# Beach Fishing With Grubs!



## Scuba Chris (Mar 12, 2018)

Grubbing The Shoreline!

Going out whipping is my favorite pastime. Sometime i'll cast a heavy line/bait out & will work within "earshot" of the strike bell going off. I can cover a lot of ground day or night with little arm fatigue & the minimum amount of fishing gear with me. To accomplish this you need to minimize your gear. I use a insulated backpack and a 5gal bucket w/lid that holds most of my misc gear & is my seat.

If you watch my videos i pre-make my leaders to modifying my gear for compact easy portability. Today i'll be testing Completely Hooked Lure's newest prototype soft grub. I'll also be testing how the Trapper #01 & #1/0 size hooks fare. My testing area is World famous surfing spot Waimea Bay on the North Shore of Oahu. During the summer the water is flat & calm, a great place to test my gear at (before the tourist arrive).

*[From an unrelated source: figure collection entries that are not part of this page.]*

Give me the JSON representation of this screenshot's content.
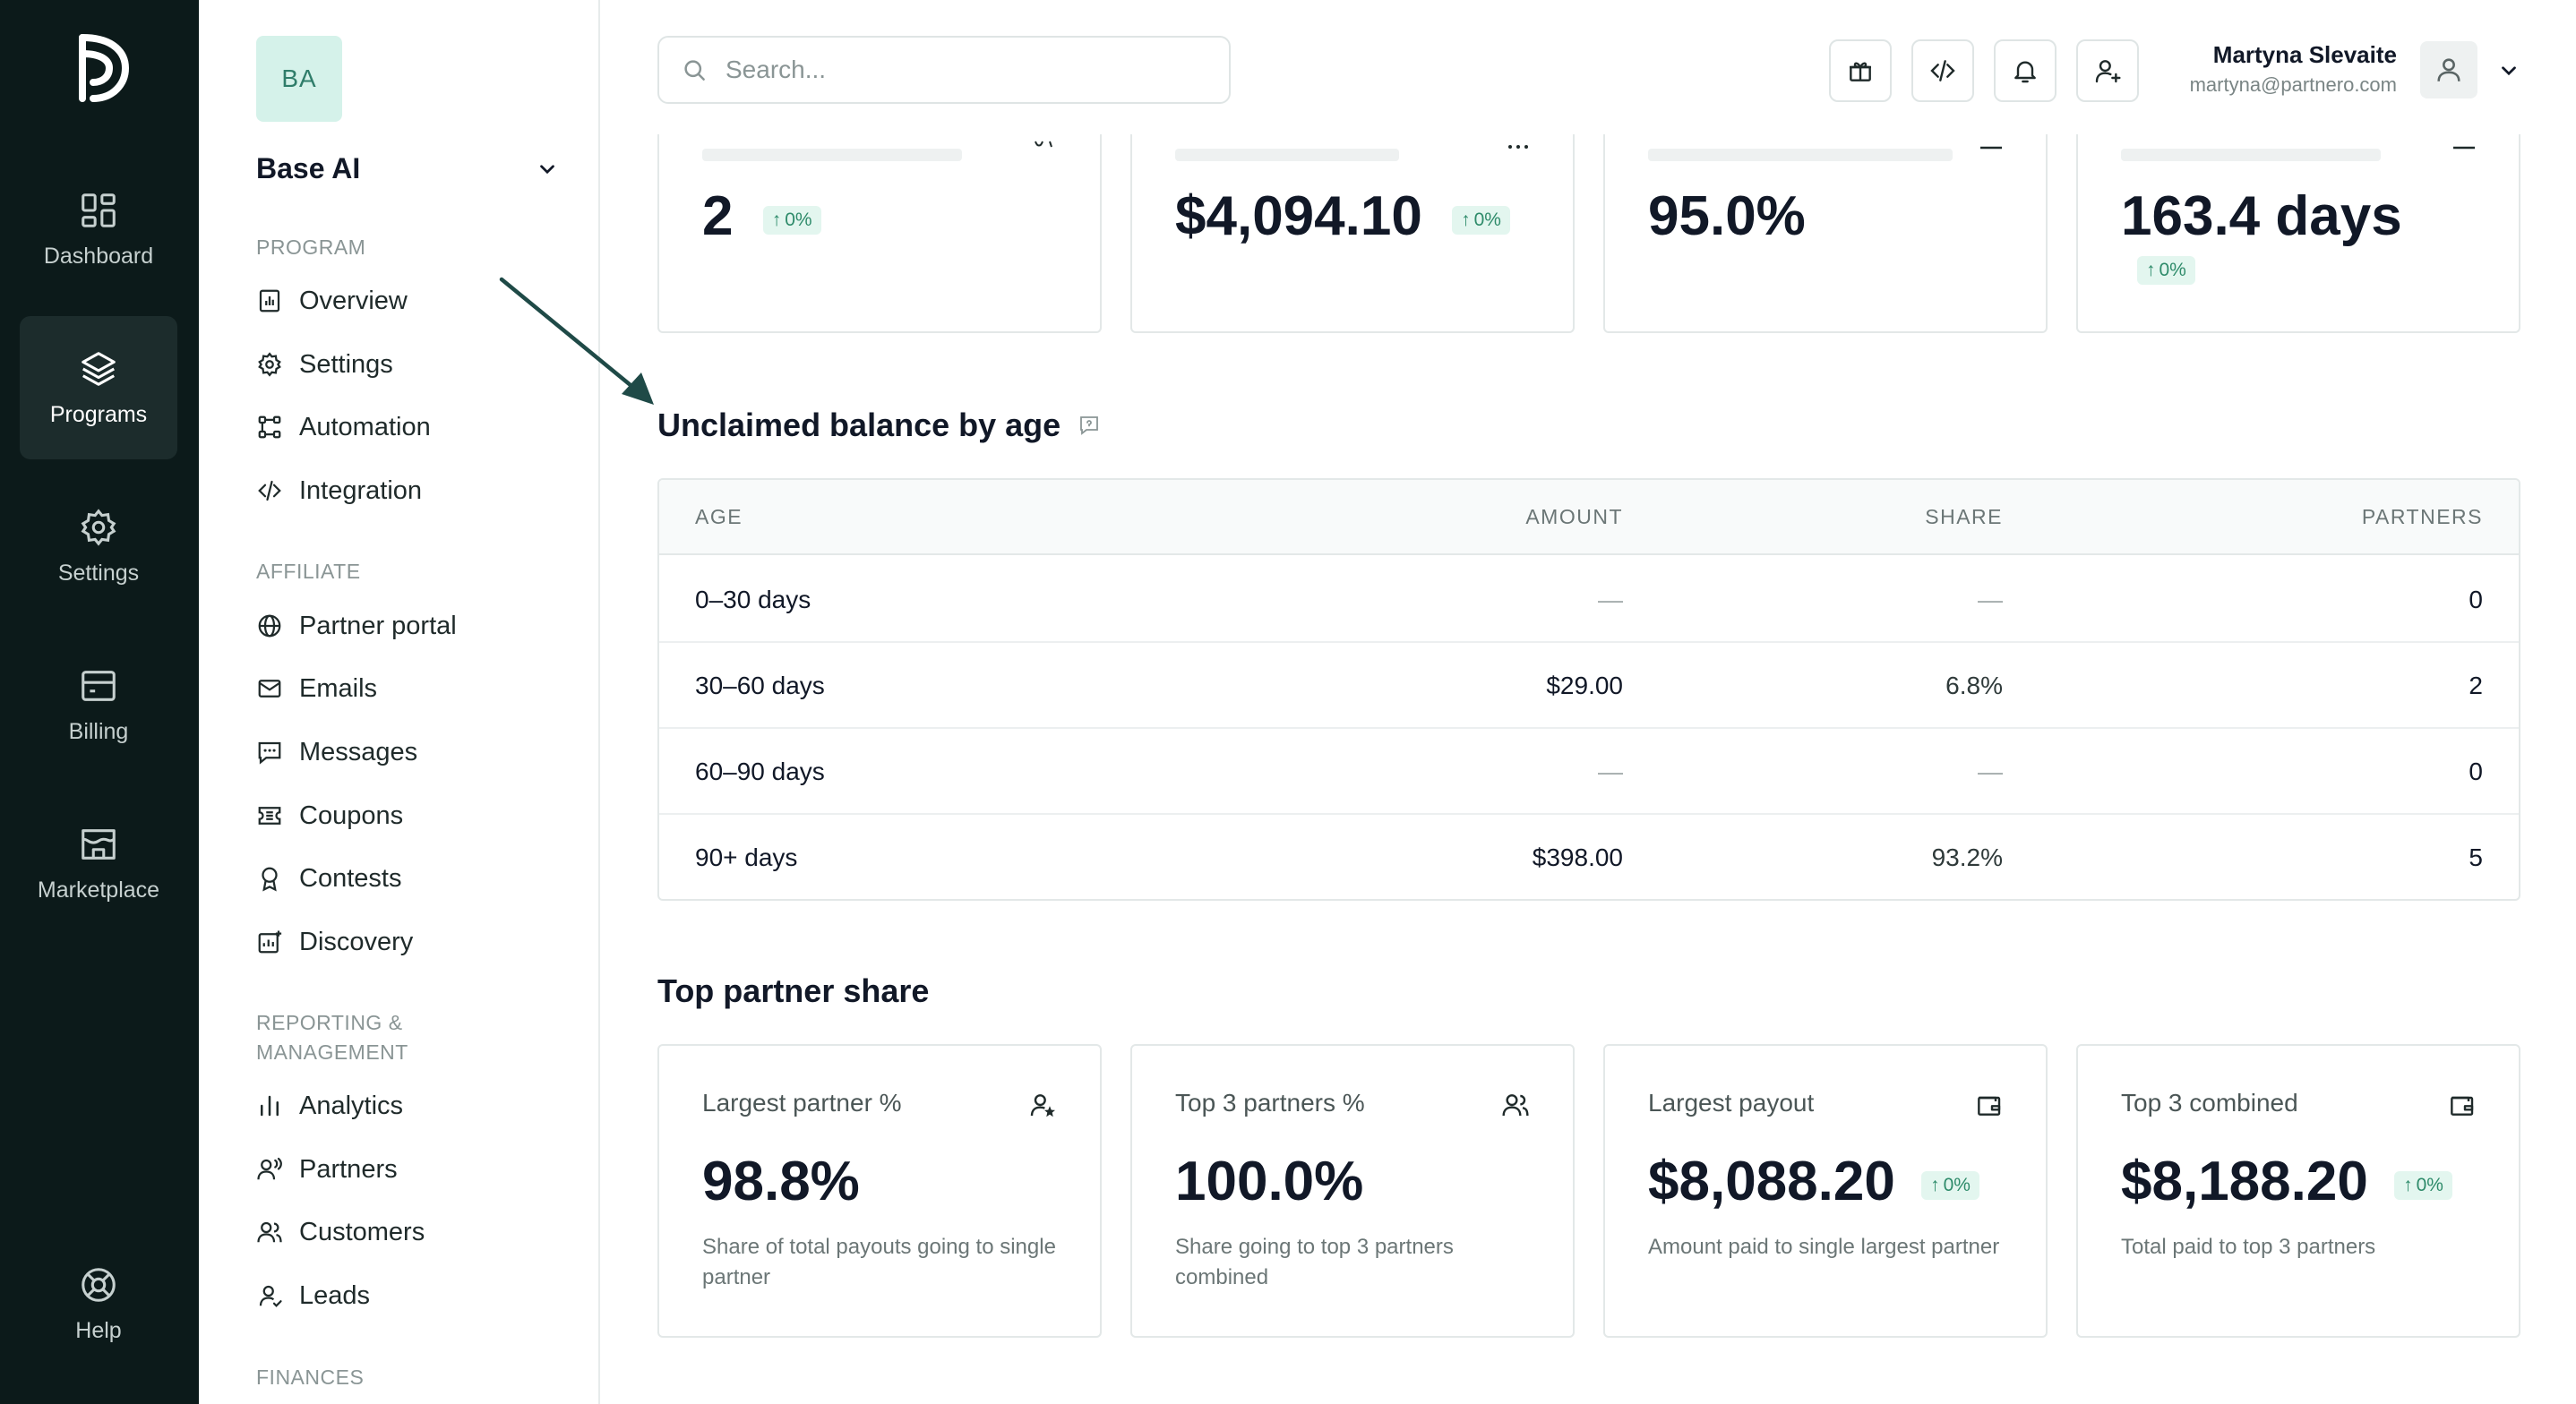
{
  "rail": {
    "items": [
      {
        "label": "Dashboard",
        "icon": "dashboard-icon"
      },
      {
        "label": "Programs",
        "icon": "layers-icon",
        "active": true
      },
      {
        "label": "Settings",
        "icon": "gear-icon"
      },
      {
        "label": "Billing",
        "icon": "billing-icon"
      },
      {
        "label": "Marketplace",
        "icon": "store-icon"
      }
    ],
    "help_label": "Help"
  },
  "sidebar": {
    "workspace_initials": "BA",
    "workspace_name": "Base AI",
    "sections": [
      {
        "label": "PROGRAM",
        "items": [
          "Overview",
          "Settings",
          "Automation",
          "Integration"
        ]
      },
      {
        "label": "AFFILIATE",
        "items": [
          "Partner portal",
          "Emails",
          "Messages",
          "Coupons",
          "Contests",
          "Discovery"
        ]
      },
      {
        "label": "REPORTING & MANAGEMENT",
        "items": [
          "Analytics",
          "Partners",
          "Customers",
          "Leads"
        ]
      },
      {
        "label": "FINANCES",
        "items": []
      }
    ]
  },
  "header": {
    "search_placeholder": "Search...",
    "user_name": "Martyna Slevaite",
    "user_email": "martyna@partnero.com"
  },
  "top_stats": [
    {
      "value": "2",
      "change": "0%"
    },
    {
      "value": "$4,094.10",
      "change": "0%"
    },
    {
      "value": "95.0%"
    },
    {
      "value": "163.4 days",
      "change": "0%"
    }
  ],
  "unclaimed": {
    "title": "Unclaimed balance by age",
    "columns": [
      "AGE",
      "AMOUNT",
      "SHARE",
      "PARTNERS"
    ],
    "rows": [
      {
        "age": "0–30 days",
        "amount": "—",
        "share": "—",
        "partners": "0"
      },
      {
        "age": "30–60 days",
        "amount": "$29.00",
        "share": "6.8%",
        "partners": "2"
      },
      {
        "age": "60–90 days",
        "amount": "—",
        "share": "—",
        "partners": "0"
      },
      {
        "age": "90+ days",
        "amount": "$398.00",
        "share": "93.2%",
        "partners": "5"
      }
    ]
  },
  "top_partner_share": {
    "title": "Top partner share",
    "cards": [
      {
        "label": "Largest partner %",
        "value": "98.8%",
        "desc": "Share of total payouts going to single partner",
        "icon": "user-star-icon"
      },
      {
        "label": "Top 3 partners %",
        "value": "100.0%",
        "desc": "Share going to top 3 partners combined",
        "icon": "users-icon"
      },
      {
        "label": "Largest payout",
        "value": "$8,088.20",
        "change": "0%",
        "desc": "Amount paid to single largest partner",
        "icon": "wallet-icon"
      },
      {
        "label": "Top 3 combined",
        "value": "$8,188.20",
        "change": "0%",
        "desc": "Total paid to top 3 partners",
        "icon": "wallet-icon"
      }
    ]
  },
  "colors": {
    "rail_bg": "#0c1a1a",
    "accent": "#2e8b6a",
    "badge_bg": "#d5f2ea"
  }
}
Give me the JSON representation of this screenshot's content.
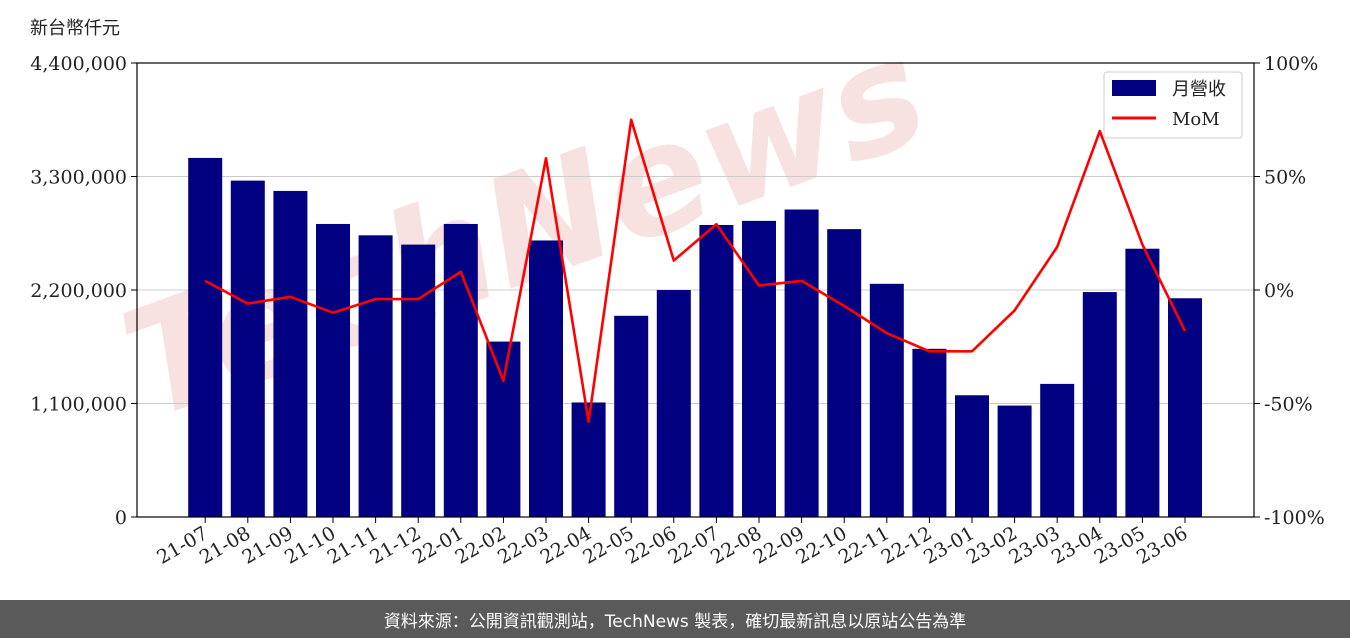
{
  "unit_label": "新台幣仟元",
  "footer_text": "資料來源：公開資訊觀測站，TechNews 製表，確切最新訊息以原站公告為準",
  "watermark": "TechNews",
  "colors": {
    "bar": "#000080",
    "line": "#ff0000",
    "grid": "#cccccc",
    "footer_bg": "#5a5a5a",
    "watermark": "#f2c9c9"
  },
  "chart_data": {
    "type": "bar",
    "categories": [
      "21-07",
      "21-08",
      "21-09",
      "21-10",
      "21-11",
      "21-12",
      "22-01",
      "22-02",
      "22-03",
      "22-04",
      "22-05",
      "22-06",
      "22-07",
      "22-08",
      "22-09",
      "22-10",
      "22-11",
      "22-12",
      "23-01",
      "23-02",
      "23-03",
      "23-04",
      "23-05",
      "23-06"
    ],
    "series": [
      {
        "name": "月營收",
        "type": "bar",
        "axis": "left",
        "values": [
          3480000,
          3260000,
          3160000,
          2840000,
          2730000,
          2640000,
          2840000,
          1700000,
          2680000,
          1110000,
          1950000,
          2200000,
          2830000,
          2870000,
          2980000,
          2790000,
          2260000,
          1630000,
          1180000,
          1080000,
          1290000,
          2180000,
          2600000,
          2120000
        ]
      },
      {
        "name": "MoM",
        "type": "line",
        "axis": "right",
        "unit": "%",
        "values": [
          4,
          -6,
          -3,
          -10,
          -4,
          -4,
          8,
          -40,
          58,
          -58,
          75,
          13,
          29,
          2,
          4,
          -7,
          -19,
          -27,
          -27,
          -9,
          19,
          70,
          20,
          -18
        ]
      }
    ],
    "y_left": {
      "lim": [
        0,
        4400000
      ],
      "ticks": [
        0,
        1100000,
        2200000,
        3300000,
        4400000
      ],
      "tick_labels": [
        "0",
        "1,100,000",
        "2,200,000",
        "3,300,000",
        "4,400,000"
      ]
    },
    "y_right": {
      "lim": [
        -100,
        100
      ],
      "ticks": [
        -100,
        -50,
        0,
        50,
        100
      ],
      "tick_labels": [
        "-100%",
        "-50%",
        "0%",
        "50%",
        "100%"
      ]
    },
    "grid": true,
    "legend": "top-right"
  }
}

As expected i'm happy with the results of Landon Yamamoto's CHL soft grubs (https://www.chlures.com/) and Trapper Hooks (https://www.trappertackle.com/). The grubs past my first test. I casted my rigs as hard as i could and they didn't rip off. Cheaply made grubs would tear off. And the fish seem to respond "hungrily" towards them. The #1 & 1/0 Trapper Hooks are great hooks for grubs (haven't tried baits yet). When hooked the fish i caught didn't suffer from massive hook damage often inflicted by treble hooks (ie torn gills to inner head punctures). I could easily take the hooks out without pliers but the fish was secured until i removed the hook. This was important when i released them, no streaming blood or weaken posture. All in all i highly recommend these products.


----------